Main-course offerings included Baltic herring with potato purée and dill; beef tournedos with asparagus and red wine cumin sauce; lamb biryani (very authentic-tasting); and vegetarian ravioli with mushroom and tomato sauce. A course of Swedish cheeses followed, after which traditional Swedish lemon-and-pine-nut cake and fruit salad was offered.

Accompanying the meal service were Scandinavian-styled eating implements and glasses – glasses from Orrefors, cutlery from Georg Jensen and porcelain from Royal Copenhagen.

Although SAS’ wine choices were limited to two whites and two reds, they were very well-chosen. We plumped for the 2008 La Biondina Colombard-Sauvignon from Australian viticulturist Joe Grilli’s Primo Estates.

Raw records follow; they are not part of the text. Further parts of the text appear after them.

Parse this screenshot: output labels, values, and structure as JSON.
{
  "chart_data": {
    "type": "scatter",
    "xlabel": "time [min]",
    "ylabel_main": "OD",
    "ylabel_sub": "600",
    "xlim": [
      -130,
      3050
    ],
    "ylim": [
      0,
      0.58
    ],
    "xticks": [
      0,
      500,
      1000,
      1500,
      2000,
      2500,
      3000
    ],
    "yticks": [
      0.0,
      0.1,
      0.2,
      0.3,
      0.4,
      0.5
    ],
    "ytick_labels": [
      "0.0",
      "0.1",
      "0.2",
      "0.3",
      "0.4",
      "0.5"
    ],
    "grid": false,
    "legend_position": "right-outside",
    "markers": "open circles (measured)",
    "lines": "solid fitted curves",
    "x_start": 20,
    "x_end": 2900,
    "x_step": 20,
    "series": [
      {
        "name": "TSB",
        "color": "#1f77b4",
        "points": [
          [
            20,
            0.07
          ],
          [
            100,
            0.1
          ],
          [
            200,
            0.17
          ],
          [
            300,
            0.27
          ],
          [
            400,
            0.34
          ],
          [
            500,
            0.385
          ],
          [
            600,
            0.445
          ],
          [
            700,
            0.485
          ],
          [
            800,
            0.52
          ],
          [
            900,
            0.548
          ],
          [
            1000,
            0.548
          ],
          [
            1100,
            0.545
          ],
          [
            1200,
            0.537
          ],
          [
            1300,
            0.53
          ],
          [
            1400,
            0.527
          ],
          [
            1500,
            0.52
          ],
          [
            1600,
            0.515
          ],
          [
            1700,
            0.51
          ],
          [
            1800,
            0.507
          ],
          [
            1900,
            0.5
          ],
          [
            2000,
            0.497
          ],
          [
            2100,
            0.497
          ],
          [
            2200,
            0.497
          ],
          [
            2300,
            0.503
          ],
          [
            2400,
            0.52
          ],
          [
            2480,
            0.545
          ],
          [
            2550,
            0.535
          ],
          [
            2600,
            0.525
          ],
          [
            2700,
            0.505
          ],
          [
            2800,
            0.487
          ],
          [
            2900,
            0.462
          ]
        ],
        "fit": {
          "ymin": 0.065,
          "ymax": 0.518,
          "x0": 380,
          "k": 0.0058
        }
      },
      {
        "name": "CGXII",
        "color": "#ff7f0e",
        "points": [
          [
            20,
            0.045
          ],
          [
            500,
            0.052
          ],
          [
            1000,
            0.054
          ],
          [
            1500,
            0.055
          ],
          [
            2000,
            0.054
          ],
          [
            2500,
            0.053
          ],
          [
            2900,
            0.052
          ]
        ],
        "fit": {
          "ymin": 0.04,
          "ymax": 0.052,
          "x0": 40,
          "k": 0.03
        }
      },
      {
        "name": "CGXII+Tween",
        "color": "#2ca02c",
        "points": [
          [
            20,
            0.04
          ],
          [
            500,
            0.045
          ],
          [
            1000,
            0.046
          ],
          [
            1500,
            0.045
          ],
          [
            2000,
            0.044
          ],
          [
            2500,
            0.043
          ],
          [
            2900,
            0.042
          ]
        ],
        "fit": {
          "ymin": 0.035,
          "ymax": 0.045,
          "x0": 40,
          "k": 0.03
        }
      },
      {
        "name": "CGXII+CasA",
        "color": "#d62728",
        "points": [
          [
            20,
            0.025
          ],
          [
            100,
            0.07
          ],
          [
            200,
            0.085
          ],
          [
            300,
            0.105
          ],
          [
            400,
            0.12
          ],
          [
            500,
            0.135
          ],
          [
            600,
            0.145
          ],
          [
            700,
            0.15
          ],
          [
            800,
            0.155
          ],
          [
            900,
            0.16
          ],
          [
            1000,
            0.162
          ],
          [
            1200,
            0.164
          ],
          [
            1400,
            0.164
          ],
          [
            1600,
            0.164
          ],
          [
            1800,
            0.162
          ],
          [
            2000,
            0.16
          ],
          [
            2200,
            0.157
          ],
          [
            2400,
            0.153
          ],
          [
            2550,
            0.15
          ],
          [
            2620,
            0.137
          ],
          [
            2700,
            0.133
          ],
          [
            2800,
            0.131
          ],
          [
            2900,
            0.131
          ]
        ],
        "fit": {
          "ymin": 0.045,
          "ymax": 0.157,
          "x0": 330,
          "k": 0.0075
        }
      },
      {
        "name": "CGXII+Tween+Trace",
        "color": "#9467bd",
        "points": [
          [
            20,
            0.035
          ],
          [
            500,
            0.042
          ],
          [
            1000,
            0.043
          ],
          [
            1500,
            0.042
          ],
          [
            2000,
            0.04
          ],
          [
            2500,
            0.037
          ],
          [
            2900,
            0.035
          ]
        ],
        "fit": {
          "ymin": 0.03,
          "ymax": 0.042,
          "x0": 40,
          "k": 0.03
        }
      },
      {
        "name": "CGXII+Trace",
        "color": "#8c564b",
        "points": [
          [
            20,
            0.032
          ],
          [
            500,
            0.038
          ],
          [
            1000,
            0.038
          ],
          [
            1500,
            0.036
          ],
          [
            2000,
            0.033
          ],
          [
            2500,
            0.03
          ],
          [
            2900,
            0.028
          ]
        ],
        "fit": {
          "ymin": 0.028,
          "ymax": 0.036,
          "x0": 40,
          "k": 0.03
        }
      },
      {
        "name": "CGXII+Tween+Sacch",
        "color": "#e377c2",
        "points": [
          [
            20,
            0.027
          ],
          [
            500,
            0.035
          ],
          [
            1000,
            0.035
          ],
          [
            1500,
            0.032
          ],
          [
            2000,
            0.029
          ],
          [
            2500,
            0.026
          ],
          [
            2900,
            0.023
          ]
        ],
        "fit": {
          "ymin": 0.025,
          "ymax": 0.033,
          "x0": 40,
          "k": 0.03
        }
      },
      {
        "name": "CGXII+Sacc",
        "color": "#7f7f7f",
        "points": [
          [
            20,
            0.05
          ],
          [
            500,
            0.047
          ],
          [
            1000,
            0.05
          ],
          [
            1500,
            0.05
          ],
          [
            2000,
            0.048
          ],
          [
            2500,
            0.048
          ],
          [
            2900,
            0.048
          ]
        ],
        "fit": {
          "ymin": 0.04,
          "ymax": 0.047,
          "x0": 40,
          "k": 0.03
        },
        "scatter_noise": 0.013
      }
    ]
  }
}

The description SAS gave in the menu for this wine was actually right on the mark: “a delicious tangy white that is full and ripe, with peach fruit and shiny leather perfume, shot through with lemon zest and green apple acidity.” All in all, it was an unusual wine – quite a brave choice for an airline sommelier to make, but a very good one. This shouldn’t be a surprise, considering that internationally known wine writer and broadcaster Oz Clarke chooses the wines for SAS.

Scandinavian Airlines operates most of its transatlantic routes with the four Airbus A330-300s in its fleet


We also savored every drop of the dessert wine offered, a 2002 Château Romer du Hayot Sauternes. What a nice way to finish off a meal. Plenty of cognacs, liqueurs and cocktails were also on offer, as one might expect in a good transatlantic business-class cabin.

On all SAS long-haul flights, the Business Class cabin features a buffet bar at which passengers can help themselves to drinks, fruits, snacks and sandwiches between meals, and pour themselves fresh coffee from an espresso machine.

Flight attendants came round often during our flight with bottles of water – a must for adequate hydration on longer flights. Before landing, we were offered open-face sandwiches with shrimp and mayonnaise or roast beef, potato salad and horseradish, as well as a dessert.

On overnight flights, passengers who wish to sleep longer receive a “Grab & Go” breakfast bag and coffee when exiting the flight. SAS EuroBonus members receive double EuroBonus miles when traveling in Business Class.

All in all, we think SAS premium-economy travelers will feel well-served during their flights, while Business Class passengers should feel rested, relaxed and fit to face the world when they get off the aircraft.